If Zuckerberg is sincere in his words, there’s a very simple feature he could introduce for Facebook’s American users that would ensure free speech is protected on Facebook. In addition to reducing the workload on Facebook’s content moderators (and the chance for “enforcement errors”), the feature would simultaneously satisfy users who are comfortable with unrestricted freedom of expression, and those who want a “safe,” college campus-like experience on the platform.
Here’s what the feature would look like:
Let’s call this approach “filter-first,” and contrast it with the”ban-first” approach currently used by social media platforms. A filter-first approach recognizes that absent special circumstances like spam, phishing, or criminal activity, social media companies do not have to ban anyone when they can give users the option to filter content instead. It’s an approach that takes power away from social media executives and gives it to users – something that Zuckerberg insists he is in favor of.
Opponents will argue that it reinforces partisan filter bubbles. But so does banning! The only difference is that with a filter-first approach, users at least have the option to seek out competing views. With a ban-first approach, there’s no way out of the bubble, at least within Facebook. Therefore, If your goal is to diminish filter bubbles, filter-first is still superior to ban-first.
It’s not a perfect fix to censorship. There would be raging disputes over what kind of content gets thrown into the “hateful,” “offensive,” and “fake news” categories. There would be demands for new categories and new filters.

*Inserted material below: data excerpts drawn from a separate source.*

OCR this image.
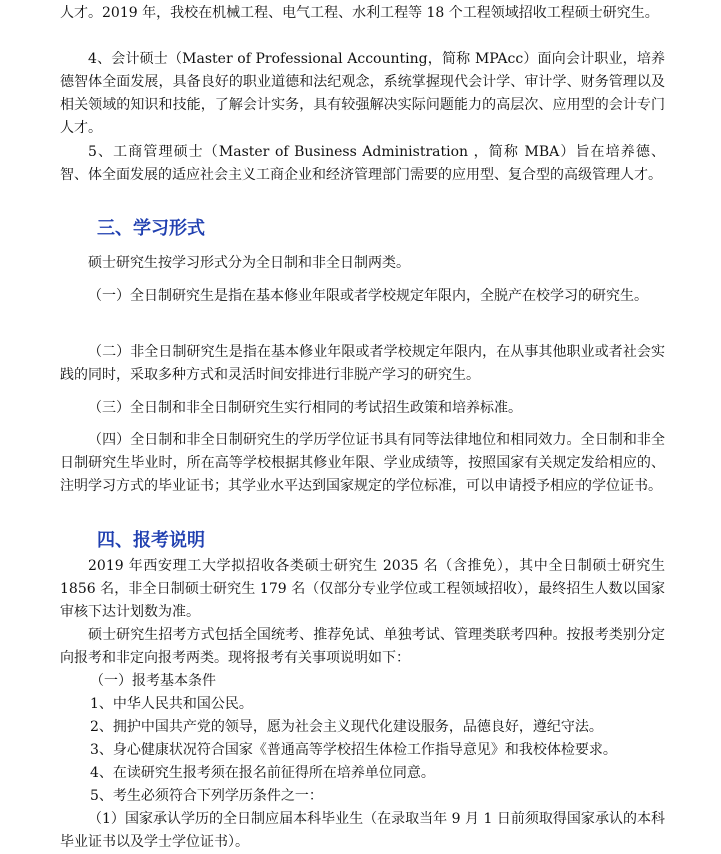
人才。2019 年，我校在机械工程、电气工程、水利工程等 18 个工程领域招收工程硕士研究生。

4、会计硕士（Master of Professional Accounting，简称 MPAcc）面向会计职业，培养德智体全面发展，具备良好的职业道德和法纪观念，系统掌握现代会计学、审计学、财务管理以及相关领域的知识和技能，了解会计实务，具有较强解决实际问题能力的高层次、应用型的会计专门人才。

5、工商管理硕士（Master of Business Administration ，简称 MBA）旨在培养德、智、体全面发展的适应社会主义工商企业和经济管理部门需要的应用型、复合型的高级管理人才。

三、学习形式

硕士研究生按学习形式分为全日制和非全日制两类。

（一）全日制研究生是指在基本修业年限或者学校规定年限内，全脱产在校学习的研究生。

（二）非全日制研究生是指在基本修业年限或者学校规定年限内，在从事其他职业或者社会实践的同时，采取多种方式和灵活时间安排进行非脱产学习的研究生。

（三）全日制和非全日制研究生实行相同的考试招生政策和培养标准。

（四）全日制和非全日制研究生的学历学位证书具有同等法律地位和相同效力。全日制和非全日制研究生毕业时，所在高等学校根据其修业年限、学业成绩等，按照国家有关规定发给相应的、注明学习方式的毕业证书；其学业水平达到国家规定的学位标准，可以申请授予相应的学位证书。

四、报考说明

2019 年西安理工大学拟招收各类硕士研究生 2035 名（含推免），其中全日制硕士研究生 1856 名，非全日制硕士研究生 179 名（仅部分专业学位或工程领域招收），最终招生人数以国家审核下达计划数为准。

硕士研究生招考方式包括全国统考、推荐免试、单独考试、管理类联考四种。按报考类别分定向报考和非定向报考两类。现将报考有关事项说明如下：

（一）报考基本条件

1、中华人民共和国公民。

2、拥护中国共产党的领导，愿为社会主义现代化建设服务，品德良好，遵纪守法。

3、身心健康状况符合国家《普通高等学校招生体检工作指导意见》和我校体检要求。

4、在读研究生报考须在报名前征得所在培养单位同意。

5、考生必须符合下列学历条件之一：

（1）国家承认学历的全日制应届本科毕业生（在录取当年 9 月 1 日前须取得国家承认的本科毕业证书以及学士学位证书）。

And it would only work if Facebook also commits to transparency, informing users when their content has been categorized and why.
Filter-first would be an immense improvement over the current situation, in which social media companies, using vaguely defined community guidelines, can arbitrarily ban content across their entire platforms. Using this approach, Facebook could only limit content for the small minority of users who have opted-in to a digital safe space.
An ideal solution would be if deliberately vague, politically charged terms like “hate speech” were retired from public discourse altogether, but it will take years, possibly decades of social activism for that to be achieved. In the meantime, this approach would ensure that the snowflakes can have a safe, filtered, Disneyfied experience, while the adults of Facebook are allowed to carry on their conversations in peace.
Of course, Zuckerberg will not introduce such a feature voluntarily, even if he wanted to. Corporations, as Sen. Tim Scott pointed out last week, have turned against the constitution, including the first amendment. If Facebook reduces restrictions on hate speech or offensive material, they would immediately be hit with an advertiser boycott along the lines of the YouTube “adpocalypse.”
On this rare occasion, the government can help. If Congress passes a law mandating a filter-first approach for dominant social media platforms, the Silicon Valley CEOs can simply tell their advertisers: “Sorry, Congress made us do it.” Advertiser boycotts against a social media platform are pointless if the government makes it impossible for them to get their way.
Lawmakers won’t act without pressure from the grassroots, of course. Republicans are instinctively reluctant to regulate private companies, while Democrats want more censorship on social media, not less. But Congress still responds to voters: many of the Republicans who questioned Zuckerberg about censorship last week said that it was their constituents who had first raised the issue with them.
As with most good things in politics, the restoration of free speech on social media will only come about when voters demand it – loudly.